2014 Banking Outlook Conference: Challenge, Opportunity, Risk

Donna Fay: Welcome to the 2014 Banking Outlook Conference at the Federal Reserve Bank of Atlanta. My name is Donna Fay, and with me this morning is Dr. Sam Chandan. He is president and chief economist with Chandan Economics. Welcome, Sam.

Sam Chandan: Thank you.

Fay: Sam, where do you see us in the bank recovery with regard to commercial real estate?

Chandan: Regional community banks have been relatively slower to come back, part of that, I think, is a dynamic relationship. Price discovery, property values have been slower to recover in secondary and tertiary markets. We need both the investor in those markets [and] we need the lender to support the investor. That dynamic has accelerated over the last year, even two years, and that bodes well. We need greater credit availability.

Part of the challenge there is that as regional community banks have reengaged, we also have CMBS [commercial mortgage-backed securities] lenders that have come back to these markets. We have investors and lenders that see very limited yield opportunities in the biggest markets and so they're also moving to the secondary and tertiary. What that creates is a scenario where there is significantly more competition for good lending opportunities, but the pool of high-quality borrowers that meet today's relatively conservative underwriting standards, that's not growing as quickly.

So there is a strong desire to lend, and that's a positive, but we need a little bit more happening with the economy, with jobs for the actual borrowers to catch up.

Fay: So let me just shift gears just a little bit and talk about electronic commerce. Electronic commerce seems to be reducing the frequency with which individuals may be going to brick-and-mortar stores for retail. What impact, in your opinion, do you see this having on the commercial real estate market?

Chandan: Part of the challenge is that there isn't a single answer. There are some categories of retail that really lend themselves to substitution and to e-commerce, and we've seen that in a big way with electronics; we have seen it with the technology and books changing in a very fundamental way. But there are other product categories where it's been less significant. Sort of at the most extreme, we can look at something like a grocery store where the share of overall grocery spending that is being done online is a very, very small share of overall activity.

In between, part of what we need to be able to do to really anticipate where some of the risks might arise is to understand that we're not going to always be able to fully anticipate where that next disruptive technology will come from. We have to underwrite and think about investment in a way that does anticipate that, "If this isn't going to be a bookstore two years from now, what might it be?" Is there a new highest and best use? Is it a viable highest and best use when I am thinking about what it is that I might pay or invest to acquire and develop the property?

Fay: So sticking with the technology theme, there seem to be more and more workers telecommuting (working remotely) or in nontraditional office space.
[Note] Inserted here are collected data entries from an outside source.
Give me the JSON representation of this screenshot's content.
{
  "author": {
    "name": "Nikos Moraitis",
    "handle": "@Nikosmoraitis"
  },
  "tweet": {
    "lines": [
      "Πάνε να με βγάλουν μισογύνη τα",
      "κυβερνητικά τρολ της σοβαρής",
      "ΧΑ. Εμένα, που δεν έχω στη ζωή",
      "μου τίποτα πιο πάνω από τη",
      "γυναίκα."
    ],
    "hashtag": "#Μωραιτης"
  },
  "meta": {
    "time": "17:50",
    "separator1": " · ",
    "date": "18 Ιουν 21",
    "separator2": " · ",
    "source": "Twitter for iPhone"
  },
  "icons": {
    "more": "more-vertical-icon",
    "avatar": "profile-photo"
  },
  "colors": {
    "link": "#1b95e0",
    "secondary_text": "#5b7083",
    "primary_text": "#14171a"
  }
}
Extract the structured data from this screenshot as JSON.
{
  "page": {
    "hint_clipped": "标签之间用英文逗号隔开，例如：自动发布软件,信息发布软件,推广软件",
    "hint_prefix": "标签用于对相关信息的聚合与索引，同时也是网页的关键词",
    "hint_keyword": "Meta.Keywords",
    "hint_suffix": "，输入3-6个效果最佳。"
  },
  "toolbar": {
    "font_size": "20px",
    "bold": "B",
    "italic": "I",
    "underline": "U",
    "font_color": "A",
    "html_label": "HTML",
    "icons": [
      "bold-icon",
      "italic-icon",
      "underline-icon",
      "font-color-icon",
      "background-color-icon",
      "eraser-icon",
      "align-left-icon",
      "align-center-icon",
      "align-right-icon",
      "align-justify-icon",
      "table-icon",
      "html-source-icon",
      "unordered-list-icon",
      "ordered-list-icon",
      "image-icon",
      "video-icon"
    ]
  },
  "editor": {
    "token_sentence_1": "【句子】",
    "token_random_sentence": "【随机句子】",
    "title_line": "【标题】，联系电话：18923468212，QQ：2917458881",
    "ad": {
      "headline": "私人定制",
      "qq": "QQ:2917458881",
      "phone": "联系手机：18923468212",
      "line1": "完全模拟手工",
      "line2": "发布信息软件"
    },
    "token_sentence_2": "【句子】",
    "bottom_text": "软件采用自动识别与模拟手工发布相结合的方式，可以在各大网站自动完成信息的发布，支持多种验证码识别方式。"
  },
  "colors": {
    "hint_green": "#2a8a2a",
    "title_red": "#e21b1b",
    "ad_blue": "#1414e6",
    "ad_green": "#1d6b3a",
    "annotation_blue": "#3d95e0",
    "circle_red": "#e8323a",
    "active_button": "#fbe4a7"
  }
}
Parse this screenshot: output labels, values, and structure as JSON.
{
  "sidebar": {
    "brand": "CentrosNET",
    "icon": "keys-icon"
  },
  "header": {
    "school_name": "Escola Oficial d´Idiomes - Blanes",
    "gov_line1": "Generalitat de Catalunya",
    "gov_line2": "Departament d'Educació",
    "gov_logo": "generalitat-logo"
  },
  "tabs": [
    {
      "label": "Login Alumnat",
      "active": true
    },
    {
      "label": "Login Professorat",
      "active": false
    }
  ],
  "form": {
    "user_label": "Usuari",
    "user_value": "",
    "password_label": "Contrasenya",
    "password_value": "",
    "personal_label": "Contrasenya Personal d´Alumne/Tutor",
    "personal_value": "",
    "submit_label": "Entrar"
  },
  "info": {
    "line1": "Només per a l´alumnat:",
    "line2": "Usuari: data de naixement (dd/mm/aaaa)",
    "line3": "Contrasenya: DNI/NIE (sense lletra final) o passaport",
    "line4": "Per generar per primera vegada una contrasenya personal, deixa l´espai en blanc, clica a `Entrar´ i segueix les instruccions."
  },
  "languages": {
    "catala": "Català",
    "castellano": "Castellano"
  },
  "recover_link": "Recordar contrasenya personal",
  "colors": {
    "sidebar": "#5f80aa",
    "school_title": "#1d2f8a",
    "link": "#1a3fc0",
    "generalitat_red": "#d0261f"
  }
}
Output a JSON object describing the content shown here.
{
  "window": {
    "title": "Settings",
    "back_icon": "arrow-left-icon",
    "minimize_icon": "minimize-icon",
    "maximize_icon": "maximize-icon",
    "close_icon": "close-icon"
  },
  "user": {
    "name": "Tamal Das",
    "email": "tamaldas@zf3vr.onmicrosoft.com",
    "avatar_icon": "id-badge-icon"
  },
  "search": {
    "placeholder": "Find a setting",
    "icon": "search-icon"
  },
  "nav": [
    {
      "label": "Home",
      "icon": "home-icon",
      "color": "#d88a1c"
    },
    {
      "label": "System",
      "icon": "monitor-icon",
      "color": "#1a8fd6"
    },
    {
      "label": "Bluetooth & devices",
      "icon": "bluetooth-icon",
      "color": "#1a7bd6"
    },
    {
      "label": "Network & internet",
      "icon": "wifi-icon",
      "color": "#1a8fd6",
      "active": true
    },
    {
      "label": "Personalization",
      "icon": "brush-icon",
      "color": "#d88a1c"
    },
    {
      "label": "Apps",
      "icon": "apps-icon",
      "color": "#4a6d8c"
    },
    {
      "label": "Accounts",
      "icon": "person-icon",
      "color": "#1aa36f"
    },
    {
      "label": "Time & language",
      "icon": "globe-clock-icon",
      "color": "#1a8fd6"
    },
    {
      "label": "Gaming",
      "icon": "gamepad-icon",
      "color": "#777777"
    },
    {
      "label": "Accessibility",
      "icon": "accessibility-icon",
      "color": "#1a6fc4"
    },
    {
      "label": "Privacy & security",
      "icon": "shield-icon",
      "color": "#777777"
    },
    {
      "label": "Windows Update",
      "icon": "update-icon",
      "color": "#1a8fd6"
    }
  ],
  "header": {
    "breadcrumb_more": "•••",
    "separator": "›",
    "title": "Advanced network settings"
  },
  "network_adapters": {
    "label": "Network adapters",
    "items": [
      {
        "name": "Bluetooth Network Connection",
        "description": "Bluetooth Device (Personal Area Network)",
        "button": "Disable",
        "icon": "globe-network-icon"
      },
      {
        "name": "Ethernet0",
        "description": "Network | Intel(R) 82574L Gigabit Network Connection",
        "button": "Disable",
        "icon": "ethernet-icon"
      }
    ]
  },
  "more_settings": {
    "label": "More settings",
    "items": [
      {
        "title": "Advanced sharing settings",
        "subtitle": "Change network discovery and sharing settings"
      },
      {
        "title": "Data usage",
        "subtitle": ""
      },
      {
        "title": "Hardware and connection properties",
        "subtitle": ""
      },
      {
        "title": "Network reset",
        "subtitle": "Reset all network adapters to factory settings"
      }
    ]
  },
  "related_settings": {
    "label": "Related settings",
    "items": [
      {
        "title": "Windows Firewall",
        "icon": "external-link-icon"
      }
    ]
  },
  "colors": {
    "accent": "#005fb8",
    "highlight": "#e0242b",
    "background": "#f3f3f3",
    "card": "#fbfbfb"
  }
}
Again, in your opinion, what impact could this potentially have in the commercial real estate market?

Chandan: The fact that you and I can read our e-mail and get a little bit of work done outside of the office, it looks more like complementarity than it looks like substitution. It's not necessarily the case that we are working at home as a substitute for going into the office. And that's particularly true in a knowledge economy. If you think about some of the fast-growing metros, there are real returns to collaboration, to being able to share ideas. And a lot of that only comes with collocation—being able to work together to be able to share ideas.

Where there is some shift, we definitely see in the data that for every office-using employee that we create in the economy, we are using a little less space, that has been the case historically. Part of that has to do with the kinds of jobs we are creating. Part of it also in a confounding influence here is that it is a little bit difficult to tease out is that we've obviously had a very unusual recovery in the labor market, and that in itself has meant that overall demand for office space, the kind of leasing activity we have seen, it's been very modest. There are a lot of different things going on at the same time as technology is playing a new role in defining these outcomes that it's very much continue to observe, let's see what's happening, let's see how people use these technologies and how it impacts demand for office space. All things being equal, it lends itself to a smaller footprint overall, but it's not definitive. It's not always in the ways that we think.

Fay: So sticking with this notion of the smaller footprint, and you've spoken about this in terms of the changing-use preference in commercial real estate. Can existing commercial real estate be easily converted to accommodate these smaller footprints or this changing-use preference?

Chandan: In a lot of cases, what we have are whole categories of property subtypes that are faced with the possibility of functional obsolescence. And so we see that in power centers and big-box retail. We also see that when we look at the office sector, there is not only a shift in how we're using office space that implies a smaller footprint per employee, but we have new space coming online. A lot of people in our industry will talk about what helped to put a floor under the commercial real estate downturn was that we didn't have a lot of new inventory coming online.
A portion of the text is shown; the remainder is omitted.